Bringing this chapter to a close, the general agreement is that identity is not a fixed, closed or an unchanging variable, and that it has always been part of a process of formation and construction. And the acceptance of a multiplicity of identities in the contemporary societies such as those in South Africa and Malaysia respectively – and as illustrated in Figure 2.4 - is indicative of the fact that identity construction has always been in the making. And since this is so, the South African nation building – and as was the case with nation-building process in Malaysia over many decades - has been dynamic and will continue to demonstrate its dynamism for the foreseeable future. That said, the concept of identity is at the heart of socio-political identity structures, religious identity interpretations, and cultural identity analyses (Jacquin-Berdal et al 2002: 5).
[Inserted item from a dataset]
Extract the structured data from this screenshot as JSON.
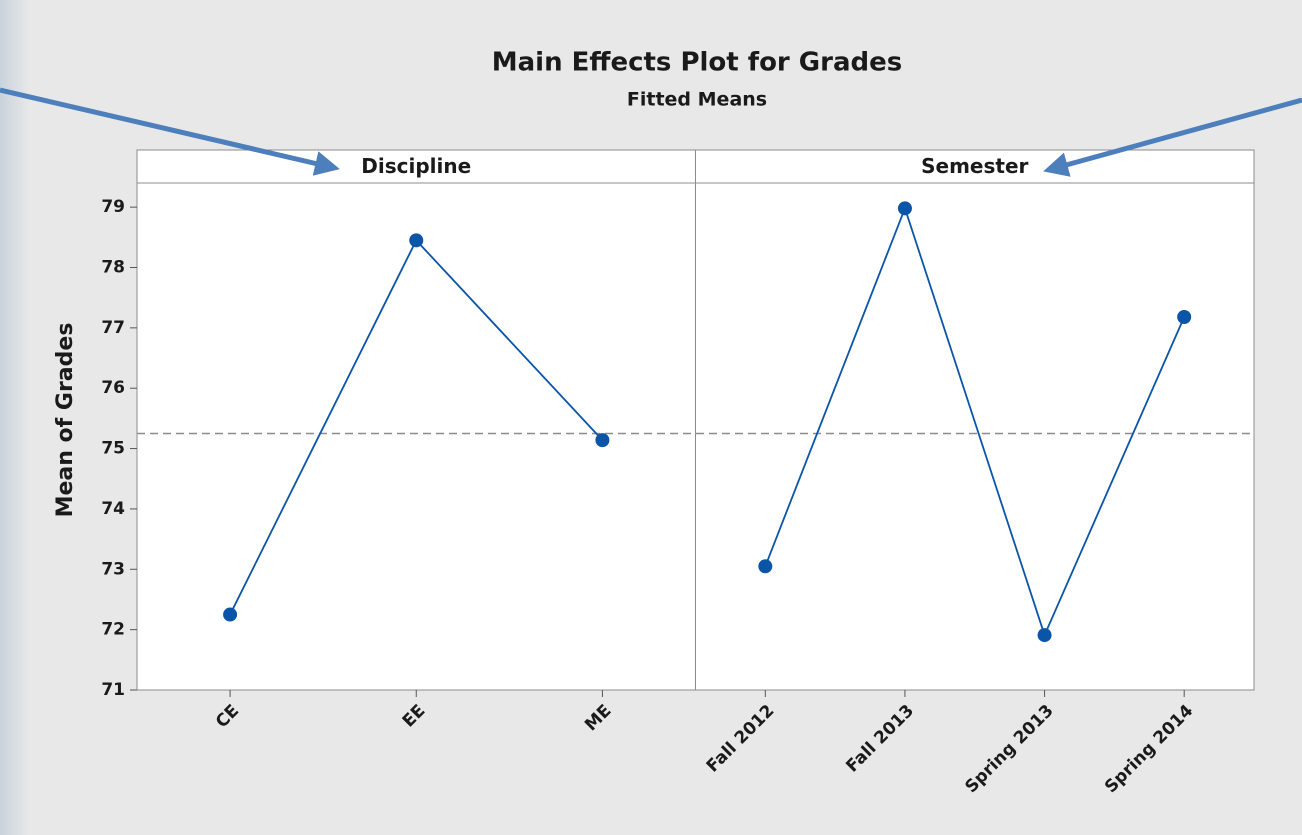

This has been so particularly during this contemporary era of globalization where contradictions about identity formation abound and where the relationship between the state and different identities has been and continues to be a complex and, in some instances, self- contradictory. Mayall & Vandersluis (2000: 1) cautioned that when an attempt is made to fathom the relationship and processes of identity formation then one should be wary of
the fact that they are by nature tentative and indeed contestable.